No dia 2 de abril, o site ThereIsNews.com estampou no alto da página a seguinte manchete: “Papa Francisco cancela a Bíblia e propõe a criação de um novo livro sagrado”. O texto, escrito em inglês, levava a etiqueta de “breaking news”, aquela usada pelos telejornais quando colocam no ar uma notícia bombástica, e ainda contava com uma versão completinha em espanhol. A “notícia”, de autoria do “repórter” Sr. Lobo, “informava” que o Pontífice havia surpreendido o mundo inteiro ao dizer que a Bíblia era um documento ultrapassado e que precisava ser revisto. “Contava” ainda que o Papa faria uma reunião com a cúpula da igreja católica nos próximos dias e que, nos bastidores, o novo documento já havia sido batizado como “Bíblia 2000”.

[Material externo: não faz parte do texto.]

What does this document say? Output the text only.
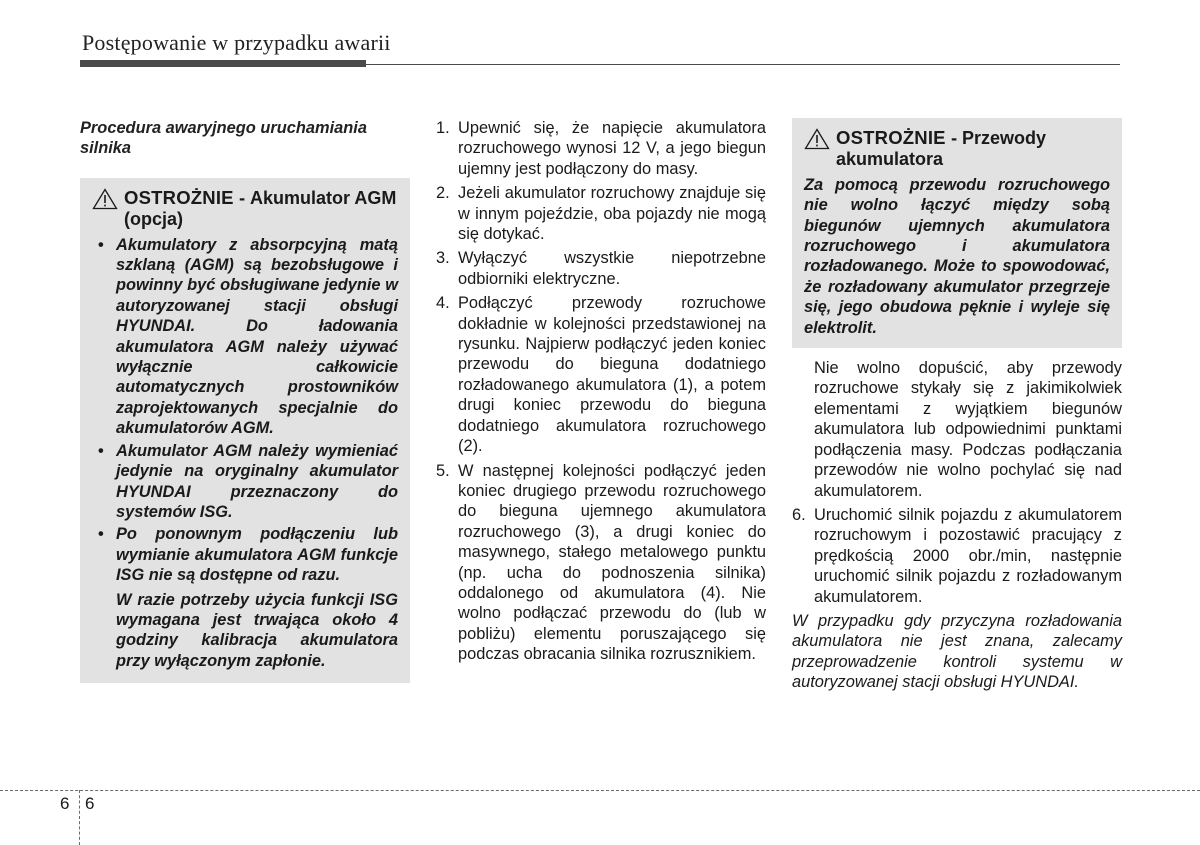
Postępowanie w przypadku awarii
Procedura awaryjnego uruchamiania silnika
OSTROŻNIE - Akumulator AGM (opcja)
• Akumulatory z absorpcyjną matą szklaną (AGM) są bezobsługowe i powinny być obsługiwane jedynie w autoryzowanej stacji obsługi HYUNDAI. Do ładowania akumulatora AGM należy używać wyłącznie całkowicie automatycznych prostowników zaprojektowanych specjalnie do akumulatorów AGM.
• Akumulator AGM należy wymieniać jedynie na oryginalny akumulator HYUNDAI przeznaczony do systemów ISG.
• Po ponownym podłączeniu lub wymianie akumulatora AGM funkcje ISG nie są dostępne od razu.
W razie potrzeby użycia funkcji ISG wymagana jest trwająca około 4 godziny kalibracja akumulatora przy wyłączonym zapłonie.
1. Upewnić się, że napięcie akumulatora rozruchowego wynosi 12 V, a jego biegun ujemny jest podłączony do masy.
2. Jeżeli akumulator rozruchowy znajduje się w innym pojeździe, oba pojazdy nie mogą się dotykać.
3. Wyłączyć wszystkie niepotrzebne odbiorniki elektryczne.
4. Podłączyć przewody rozruchowe dokładnie w kolejności przedstawionej na rysunku. Najpierw podłączyć jeden koniec przewodu do bieguna dodatniego rozładowanego akumulatora (1), a potem drugi koniec przewodu do bieguna dodatniego akumulatora rozruchowego (2).
5. W następnej kolejności podłączyć jeden koniec drugiego przewodu rozruchowego do bieguna ujemnego akumulatora rozruchowego (3), a drugi koniec do masywnego, stałego metalowego punktu (np. ucha do podnoszenia silnika) oddalonego od akumulatora (4). Nie wolno podłączać przewodu do (lub w pobliżu) elementu poruszającego się podczas obracania silnika rozrusznikiem.
OSTROŻNIE - Przewody
akumulatora
Za pomocą przewodu rozruchowego nie wolno łączyć między sobą biegunów ujemnych akumulatora rozruchowego i akumulatora rozładowanego. Może to spowodować, że rozładowany akumulator przegrzeje się, jego obudowa pęknie i wyleje się elektrolit.
Nie wolno dopuścić, aby przewody rozruchowe stykały się z jakimikolwiek elementami z wyjątkiem biegunów akumulatora lub odpowiednimi punktami podłączenia masy. Podczas podłączania przewodów nie wolno pochylać się nad akumulatorem.
6. Uruchomić silnik pojazdu z akumulatorem rozruchowym i pozostawić pracujący z prędkością 2000 obr./min, następnie uruchomić silnik pojazdu z rozładowanym akumulatorem.
W przypadku gdy przyczyna rozładowania akumulatora nie jest znana, zalecamy przeprowadzenie kontroli systemu w autoryzowanej stacji obsługi HYUNDAI.
6 6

Até o último sábado (26) as versões em inglês e espanhol dessa “notícia” continuavam disponíveis para leitura na internet. Segundo o CrowdTangle, ferramenta do Facebook capaz de medir a popularidade de uma URL nas redes sociais, os dois links somados já tinham sido postados por 67 páginas no Facebook e já colecionavam mais de 26 mil interações (curtidas, compartilhamentos e comentários) apenas nesta rede social. Entre elas, havia centenas de postagens raivosas do tipo “Tirem esse demônio do Vaticano!” ou “[Esse Papa] É uma vergonha para a igreja católica. Deve ser deposto!”. Todas iniciando longas discussões sobre o caráter e a real capacidade de Francisco para liderar a igreja católica.
Pouquíssimos foram os leitores desse material que se deram ao trabalho de navegar pelo site que havia produzido aquela “informação” e constatar que o ThereIsNews.com – assim como o HayNoticia.es, responsável pelo texto em espanhol – se posiciona como “uma página de humor, cujo propósito é divertir”. Que diz claramente que “seu conteúdo é ficção e não corresponde à realidade”. Ou seja, que qualquer “notícia” por eles postada não tem qualquer verossimilhança. Não é uma notícia. Pouquíssimos, no entanto, foram os leitores que pararam para respirar diante daquela “breaking news” e decidiram investigar mais sobre seus autores antes de compartilhar o conteúdo na internet. Seguiram a manada do “na dúvida, compartilhei”.
E essa obviamente não foi a primeira – nem muito menos – a última notícia falsa (ou brincadeira levada a sério por muitos) envolvendo o Papa. Há casos hilários que revelam a ingenuidade ou a pré-disposição dos seres humanos a não refletir sobre aquilo que recebem.
Santo merengue?
Em novembro do ano passado, um vídeo postado no Youtube “mostrava” Francisco dançando merengue na Colômbia. A gravação, que exibia um senhor sacolejando, teve mais de 150 mil visualizações desde então e – como não poderia deixar de ser – suscitou ódio e ira contra o líder da igreja católica. Foi preciso que o site Snopes.com, que faz checagem de fatos nos Estados Unidos e é membro da International Fact-checking Network (rede da qual a Agência Lupa também faz parte), entrasse na história e a classificasse como falsa. A análise dos checadores mostrou que o vídeo era apenas de um homem parecido com o argentino Jorge Mario Bergoglio que havia se fantasiado de Papa para curtir um merengue. Nada mais.
São “notícias” como essas duas que levaram os jornalistas italianos Nello Scavo e Roberto Beretta a escrever o livro “Fake Pope” que acaba de ser lançado na Itália pela editora San Paolo. Na obra, os dois falam sobre 80 fake news contra Francisco, revelando que nem o Papa está livre dessa praga.
Na obra, há uma série de fotos falsas que circulam pelos rincões da internet e que merecem atenção. Numa delas, por exemplo, o Papa aparece em primeiro plano supostamente emanando uma sombra diabólica, com chifres e tudo, contra uma coluna de mármore à sua esquerda. Para evidenciar a manipulação, os jornalistas localizaram a imagem real e indicaram como a alteração havia sido feita.
Segundo a crítica do jornal italiano LaStampa, Scavo e Beretta, reconhecidos por cobrir a vida eclesiástica há anos, acertaram em cheio ao se debruçar sobre as fake news do Papa. “Fake Pope”, ainda sem tradução para o português, é “um livro fácil de ler com um valor documental objetivo e inegável”.
*Este texto foi publicado pelo site da revista Época em 28 de maio de 2018.